Boston Calling 2016: Saturday Sound Bites

City and Colour

City and Colour – Boston Calling Spring 2016
City and Colour performs at Boston Calling on Saturday, May 28.

Doubtless, Dallas Green (a.k.a. City and Colour) is a talented songwriter and instrumentalist. His discography, while as a whole quiet and mellow, bursts with understated emotion. But what stood out by far in Green’s performance at Boston Calling on Saturday was the purity and strength of his voice. So though Green was far from the most energetic performer at Boston Calling, he was still a joy to see live. The studio versions of his songs are indeed beautiful, but his lives, supported by impressive quality of his voice, are vastly more so.

Courtney Barnett


Courtney Barnett – Boston Calling Spring 2016
Courtney Barnett performs at Boston Calling on Saturday, May 28.

Only one album into her music career, Courtney Barnett has already garnered widespread praise and a Grammy nomination, and “Pedestrian at Best” off of her debut is easily one of the best rock songs to come out in recent years. However, as a lesbian—like Barnett—I found her music to be only the second most exciting part of her set. Historically, queer female musicians have become popular only within the queer community; even Tegan and Sara, who have recently become relatively well known, have been making music for decades. But at Boston Calling, Barnett was enthusiastically watched by a mostly male crowd, a signal that queer female musicians need no longer be defined by their sexuality. Melissa Etheridge will always be known as a lesbian musician, but Courtney Barnett, it seems, is seen as just a musician.

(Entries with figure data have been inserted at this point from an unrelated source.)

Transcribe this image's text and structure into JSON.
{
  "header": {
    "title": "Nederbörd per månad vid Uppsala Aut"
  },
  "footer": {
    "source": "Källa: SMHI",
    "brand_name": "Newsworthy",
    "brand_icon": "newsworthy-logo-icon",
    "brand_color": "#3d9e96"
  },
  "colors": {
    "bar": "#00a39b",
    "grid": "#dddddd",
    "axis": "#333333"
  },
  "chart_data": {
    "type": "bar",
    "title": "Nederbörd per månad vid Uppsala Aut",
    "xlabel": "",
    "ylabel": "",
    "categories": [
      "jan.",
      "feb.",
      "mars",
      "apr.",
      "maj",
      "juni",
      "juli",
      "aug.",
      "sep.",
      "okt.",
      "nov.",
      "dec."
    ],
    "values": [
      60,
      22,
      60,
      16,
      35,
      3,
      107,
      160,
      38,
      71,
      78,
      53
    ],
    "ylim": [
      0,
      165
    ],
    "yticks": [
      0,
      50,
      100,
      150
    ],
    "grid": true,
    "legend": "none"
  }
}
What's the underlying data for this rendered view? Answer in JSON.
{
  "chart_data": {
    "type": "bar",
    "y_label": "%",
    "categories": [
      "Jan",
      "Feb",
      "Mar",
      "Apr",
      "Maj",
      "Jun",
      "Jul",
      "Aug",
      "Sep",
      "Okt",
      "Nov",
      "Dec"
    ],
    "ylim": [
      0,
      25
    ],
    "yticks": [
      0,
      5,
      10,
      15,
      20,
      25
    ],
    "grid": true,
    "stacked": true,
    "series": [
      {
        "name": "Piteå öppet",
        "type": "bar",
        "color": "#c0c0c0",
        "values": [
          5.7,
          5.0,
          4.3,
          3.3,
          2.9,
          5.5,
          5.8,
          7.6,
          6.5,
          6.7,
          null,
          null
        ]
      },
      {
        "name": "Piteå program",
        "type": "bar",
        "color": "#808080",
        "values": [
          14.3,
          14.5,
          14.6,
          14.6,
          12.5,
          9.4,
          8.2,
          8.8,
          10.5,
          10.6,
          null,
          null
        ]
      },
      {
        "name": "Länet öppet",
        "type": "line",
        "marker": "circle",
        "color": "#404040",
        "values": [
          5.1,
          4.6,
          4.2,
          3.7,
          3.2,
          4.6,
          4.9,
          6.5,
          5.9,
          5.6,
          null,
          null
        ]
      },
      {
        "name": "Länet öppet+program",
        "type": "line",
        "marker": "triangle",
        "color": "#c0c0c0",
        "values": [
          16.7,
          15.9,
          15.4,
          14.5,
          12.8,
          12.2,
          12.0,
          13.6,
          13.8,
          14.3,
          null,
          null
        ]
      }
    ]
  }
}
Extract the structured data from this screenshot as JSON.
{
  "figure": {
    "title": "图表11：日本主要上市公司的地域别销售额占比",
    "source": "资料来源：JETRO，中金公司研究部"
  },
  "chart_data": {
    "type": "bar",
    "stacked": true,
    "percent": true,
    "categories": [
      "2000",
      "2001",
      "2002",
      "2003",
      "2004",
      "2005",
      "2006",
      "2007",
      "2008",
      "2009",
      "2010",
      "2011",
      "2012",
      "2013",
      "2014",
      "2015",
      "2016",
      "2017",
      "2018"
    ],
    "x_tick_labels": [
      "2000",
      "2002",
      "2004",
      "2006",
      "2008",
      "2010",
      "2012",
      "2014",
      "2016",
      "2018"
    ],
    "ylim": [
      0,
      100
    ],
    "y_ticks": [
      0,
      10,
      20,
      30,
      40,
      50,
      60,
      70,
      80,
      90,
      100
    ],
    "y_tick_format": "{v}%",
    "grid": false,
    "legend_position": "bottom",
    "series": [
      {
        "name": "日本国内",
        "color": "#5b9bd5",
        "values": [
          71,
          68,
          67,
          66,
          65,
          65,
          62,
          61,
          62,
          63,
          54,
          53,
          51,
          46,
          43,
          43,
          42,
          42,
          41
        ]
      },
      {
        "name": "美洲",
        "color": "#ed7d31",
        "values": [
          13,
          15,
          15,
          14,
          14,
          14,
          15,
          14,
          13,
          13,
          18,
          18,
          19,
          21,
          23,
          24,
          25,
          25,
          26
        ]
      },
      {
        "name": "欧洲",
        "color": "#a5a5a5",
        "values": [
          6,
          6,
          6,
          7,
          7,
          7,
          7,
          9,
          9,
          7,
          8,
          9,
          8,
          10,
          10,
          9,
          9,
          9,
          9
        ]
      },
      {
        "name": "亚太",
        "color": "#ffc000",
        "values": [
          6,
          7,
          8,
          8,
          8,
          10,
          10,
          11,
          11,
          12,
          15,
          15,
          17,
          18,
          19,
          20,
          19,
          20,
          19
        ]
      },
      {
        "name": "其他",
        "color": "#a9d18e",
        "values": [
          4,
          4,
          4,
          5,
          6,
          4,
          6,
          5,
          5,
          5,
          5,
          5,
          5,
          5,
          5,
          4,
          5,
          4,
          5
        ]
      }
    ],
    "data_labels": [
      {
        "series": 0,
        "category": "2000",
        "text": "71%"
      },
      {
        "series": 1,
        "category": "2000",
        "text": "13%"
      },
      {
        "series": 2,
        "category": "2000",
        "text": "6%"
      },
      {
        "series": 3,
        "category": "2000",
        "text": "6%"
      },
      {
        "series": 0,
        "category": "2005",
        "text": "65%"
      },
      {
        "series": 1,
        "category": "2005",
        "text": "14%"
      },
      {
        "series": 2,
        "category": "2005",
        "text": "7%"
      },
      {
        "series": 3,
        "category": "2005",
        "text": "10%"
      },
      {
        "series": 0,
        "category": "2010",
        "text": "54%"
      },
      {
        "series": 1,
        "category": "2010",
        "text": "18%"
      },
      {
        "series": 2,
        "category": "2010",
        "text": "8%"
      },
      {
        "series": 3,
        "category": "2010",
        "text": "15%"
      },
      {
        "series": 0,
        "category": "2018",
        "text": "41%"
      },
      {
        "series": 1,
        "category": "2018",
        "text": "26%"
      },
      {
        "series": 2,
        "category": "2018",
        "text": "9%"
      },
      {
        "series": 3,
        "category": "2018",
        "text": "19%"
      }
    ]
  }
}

BØRNS – Boston Calling Spring 2016
BØRNS performs at Boston Calling on Saturday, May 28.

This year’s instantiation was easily the most androgynous Boston Calling has had: The inclusion of both BØRNS and Janelle Monáe in the lineup blurred the line between masculinity and femininity from both sides of the spectrum. What’s particularly exciting about BØRNS and marks him as an up-and-comer that Boston Calling was smart to add to their lineup is the way he blends male heterosexuality with male femininity. He performed his hit song “Electric Love”—which explicitly refers to a female romantic interest—in a flowery crop-top and pink sunglasses. And with two covers (“Rebellion (Lies)” by Arcade Fire and “Heroes” by David Bowie), he handily asserted his own talents as a rising musician.